Doppelganger-finder finds multiple accounts (doppelgangers) of a user. It is useful to merge multiple aliases of a user. Given a dataset with n users user_1, user_2, ..., user_n, this code will compute what is the probability that user_i and user_j are the same person, for all i, j where i!=j.
Usage:
python doppelganger_finder.py -i INPUT -o OUTPUT -s MODEL_DIR
where, INPUT is the file with all features extracted (.arff or .svm),
OUTPUT is the .csv file which will contain the probabilities of two users being the same,
MODEL_DIR is the directory where the classifiers will be saved for future use.
Example:
python doppelganger_finder.py -i ../example/100-test-all.arff -o ../example/result.csv -s ../example/models/
Algorithm:
Let, A = set of users in a dataset
Calculate probability for every pair of users in A
2.a.

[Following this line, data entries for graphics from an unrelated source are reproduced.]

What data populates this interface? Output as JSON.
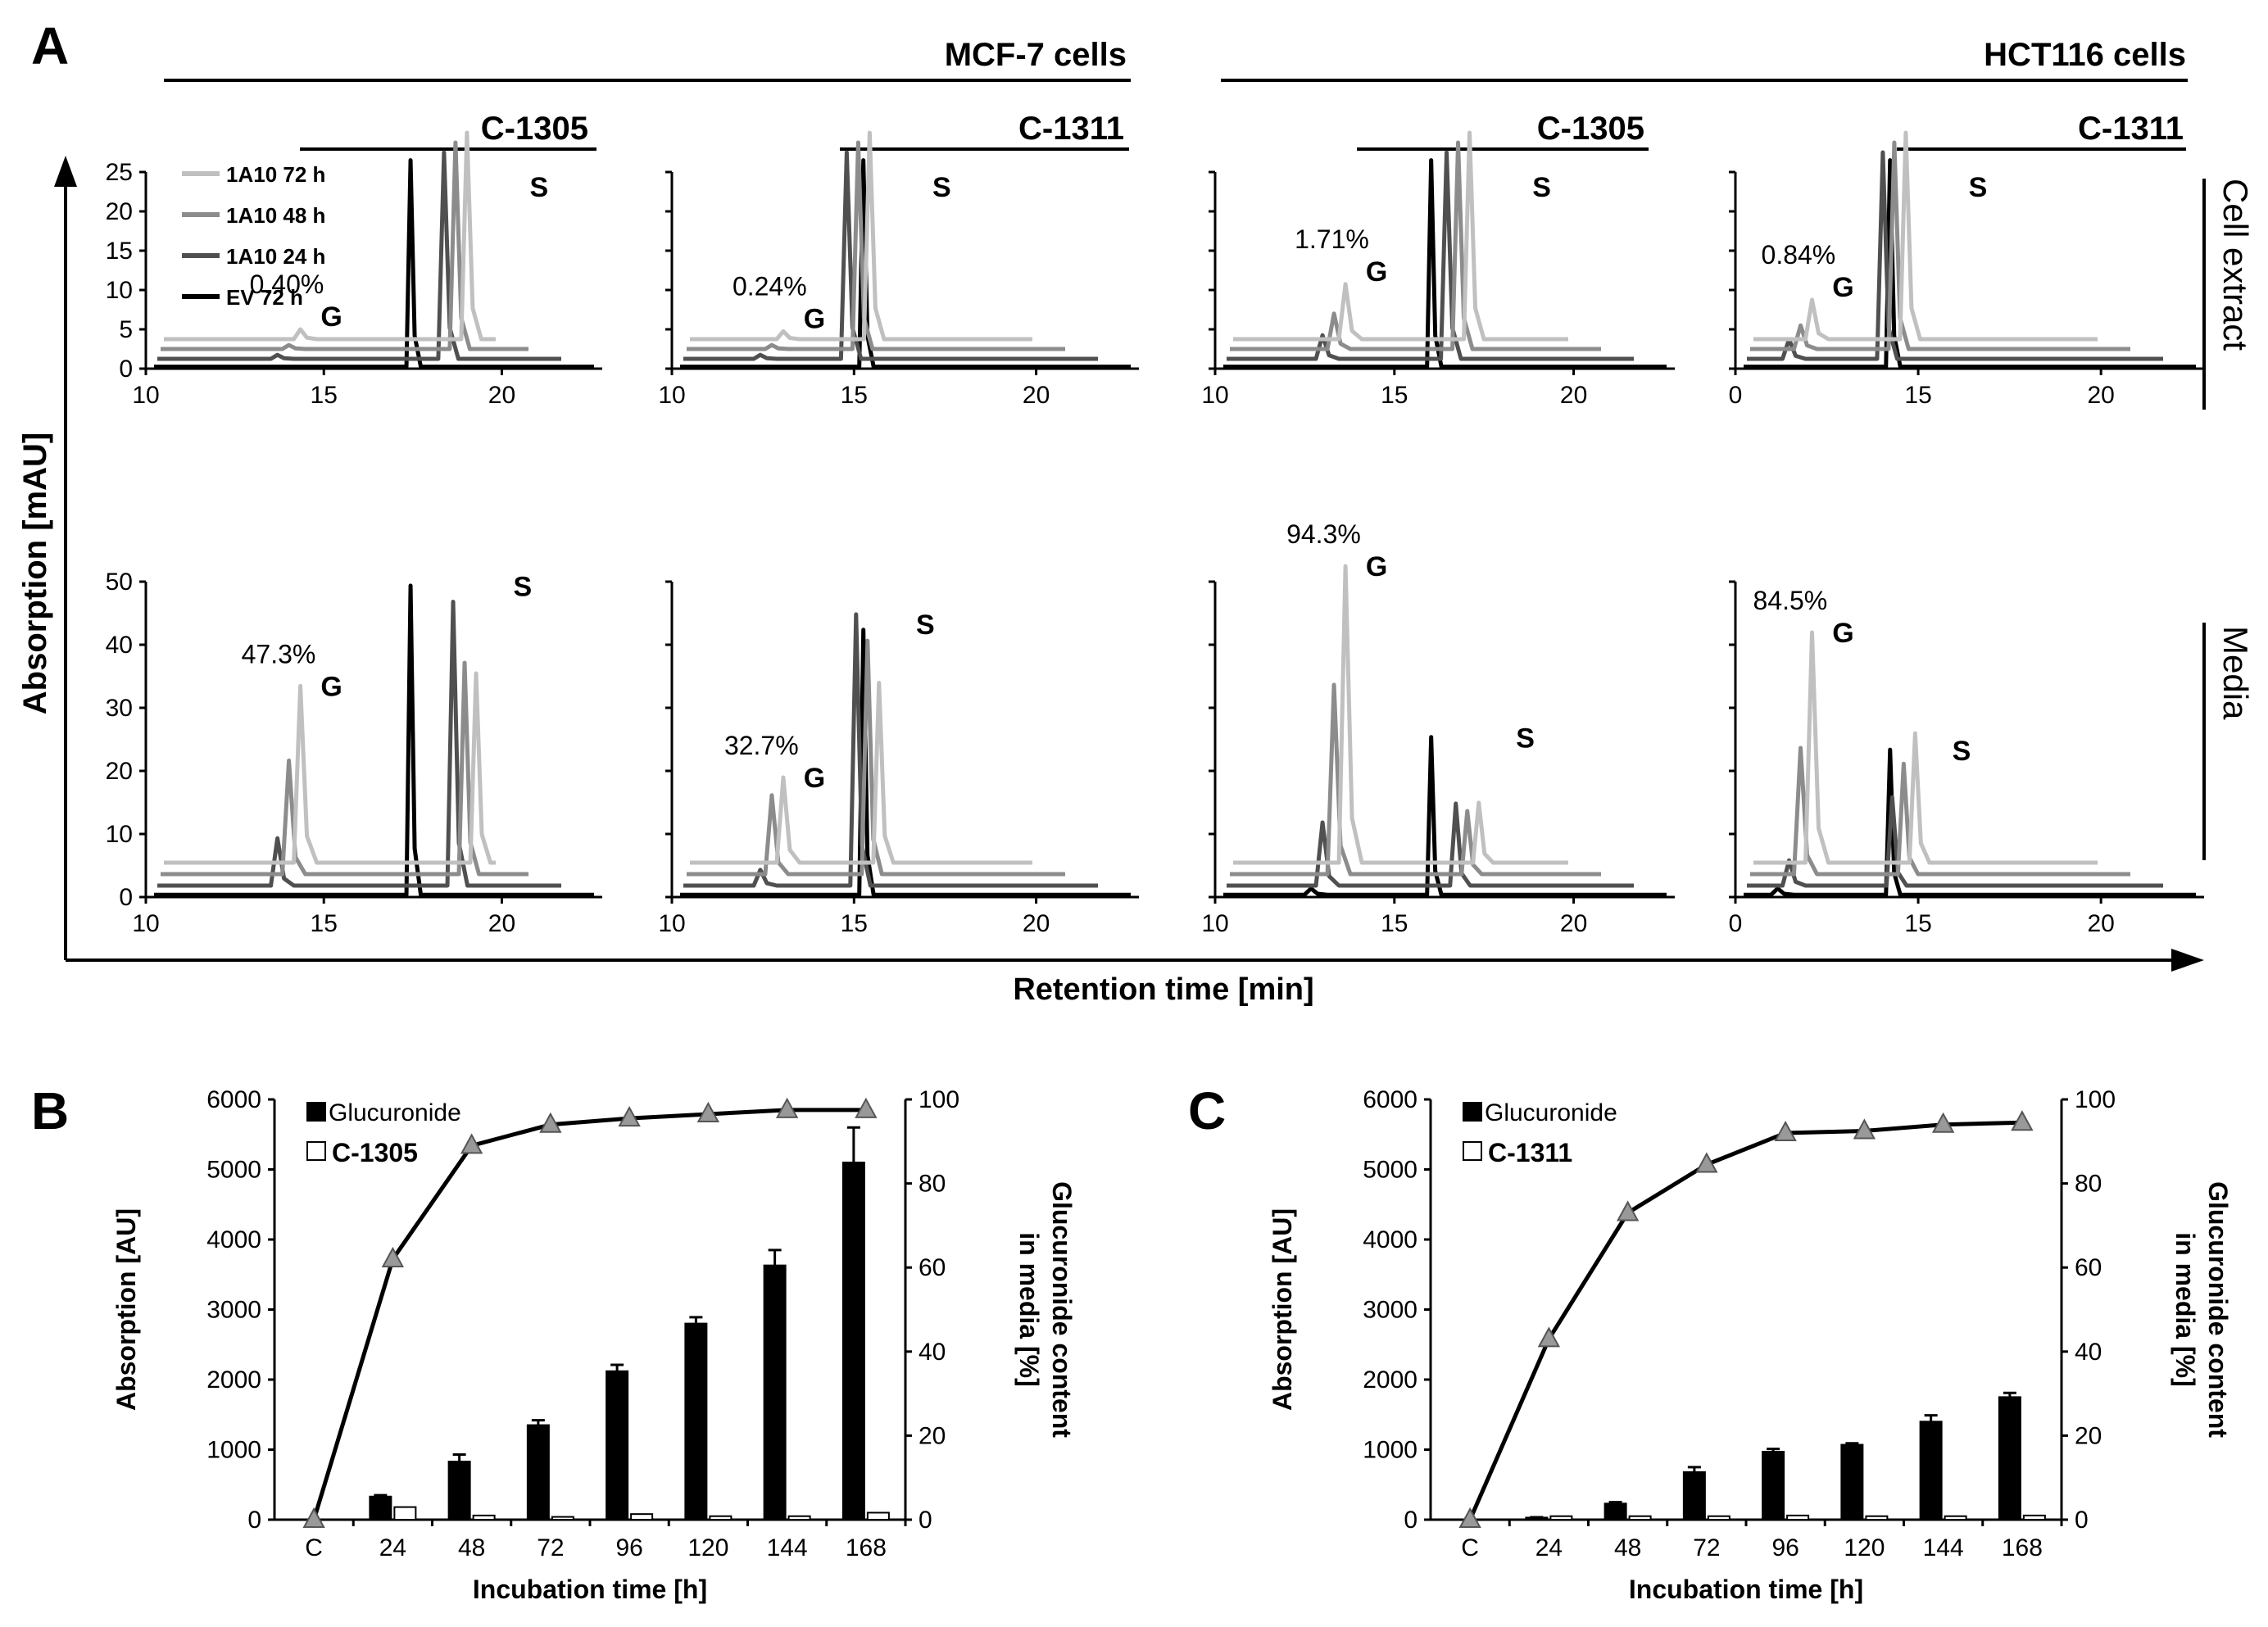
{
  "panels": {
    "A": "A",
    "B": "B",
    "C": "C"
  },
  "panel_a": {
    "cell_lines": [
      "MCF-7 cells",
      "HCT116 cells"
    ],
    "compounds": [
      "C-1305",
      "C-1311",
      "C-1305",
      "C-1311"
    ],
    "row_labels": [
      "Cell extract",
      "Media"
    ],
    "ylabel": "Absorption [mAU]",
    "xlabel": "Retention time [min]",
    "legend": [
      "1A10 72 h",
      "1A10 48 h",
      "1A10 24 h",
      "EV 72 h"
    ],
    "legend_colors": [
      "#c0c0c0",
      "#8c8c8c",
      "#505050",
      "#000000"
    ],
    "peak_g": "G",
    "peak_s": "S",
    "top_yticks": [
      "0",
      "5",
      "10",
      "15",
      "20",
      "25"
    ],
    "bottom_yticks": [
      "0",
      "10",
      "20",
      "30",
      "40",
      "50"
    ],
    "xticks": [
      [
        "10",
        "15",
        "20"
      ],
      [
        "10",
        "15",
        "20"
      ],
      [
        "10",
        "15",
        "20"
      ],
      [
        "0",
        "15",
        "20"
      ]
    ],
    "percents_top": [
      "0.40%",
      "0.24%",
      "1.71%",
      "0.84%"
    ],
    "percents_bottom": [
      "47.3%",
      "32.7%",
      "94.3%",
      "84.5%"
    ]
  },
  "chart_data": [
    {
      "type": "bar",
      "panel": "B",
      "categories": [
        "C",
        "24",
        "48",
        "72",
        "96",
        "120",
        "144",
        "168"
      ],
      "xlabel": "Incubation time [h]",
      "ylabel": "Absorption [AU]",
      "y2label": [
        "Glucuronide content",
        "in media [%]"
      ],
      "ylim": [
        0,
        6000
      ],
      "y2lim": [
        0,
        100
      ],
      "yticks": [
        "0",
        "1000",
        "2000",
        "3000",
        "4000",
        "5000",
        "6000"
      ],
      "y2ticks": [
        "0",
        "20",
        "40",
        "60",
        "80",
        "100"
      ],
      "series": [
        {
          "name": "Glucuronide",
          "values": [
            0,
            330,
            830,
            1350,
            2120,
            2800,
            3630,
            5100
          ],
          "errors": [
            0,
            20,
            100,
            70,
            90,
            90,
            220,
            500
          ],
          "color": "#000000"
        },
        {
          "name": "C-1305",
          "values": [
            0,
            180,
            60,
            40,
            80,
            50,
            50,
            100
          ],
          "color": "#ffffff"
        }
      ],
      "line": {
        "values": [
          0,
          62,
          89,
          94,
          95.5,
          96.5,
          97.5,
          97.5
        ]
      }
    },
    {
      "type": "bar",
      "panel": "C",
      "categories": [
        "C",
        "24",
        "48",
        "72",
        "96",
        "120",
        "144",
        "168"
      ],
      "xlabel": "Incubation time [h]",
      "ylabel": "Absorption [AU]",
      "y2label": [
        "Glucuronide content",
        "in media [%]"
      ],
      "ylim": [
        0,
        6000
      ],
      "y2lim": [
        0,
        100
      ],
      "yticks": [
        "0",
        "1000",
        "2000",
        "3000",
        "4000",
        "5000",
        "6000"
      ],
      "y2ticks": [
        "0",
        "20",
        "40",
        "60",
        "80",
        "100"
      ],
      "series": [
        {
          "name": "Glucuronide",
          "values": [
            0,
            30,
            230,
            680,
            970,
            1070,
            1400,
            1750
          ],
          "errors": [
            0,
            5,
            20,
            70,
            40,
            20,
            90,
            60
          ],
          "color": "#000000"
        },
        {
          "name": "C-1311",
          "values": [
            0,
            50,
            50,
            50,
            60,
            50,
            50,
            60
          ],
          "color": "#ffffff"
        }
      ],
      "line": {
        "values": [
          0,
          43,
          73,
          84.5,
          92,
          92.5,
          94,
          94.5
        ]
      }
    }
  ]
}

For a user Ai in A:
C <- classifier trained of all users in A except Ai
R <- Test C using Ai and get the probability scores of Ai's document written by other users in A
for an author Aj in R:
p[Ai][Aj] = probability of Ai's document was written by Aj
Calculate combined pairwise probability
3.a For Ai, Aj in A:
p[Ai][Aj] = probability of Ai's document was written by Aj
p[Aj][Ai] = probability of Aj's document was written by Ai
p[Ai==Aj] = Ai and Aj are the same author = p[Ai][Aj] * p[Aj][Ai]
Ai, Aj are likely to be same person if p[Ai==Aj] is high.
Output p[Ai==Aj] for every pair of author Ai and Aj in A.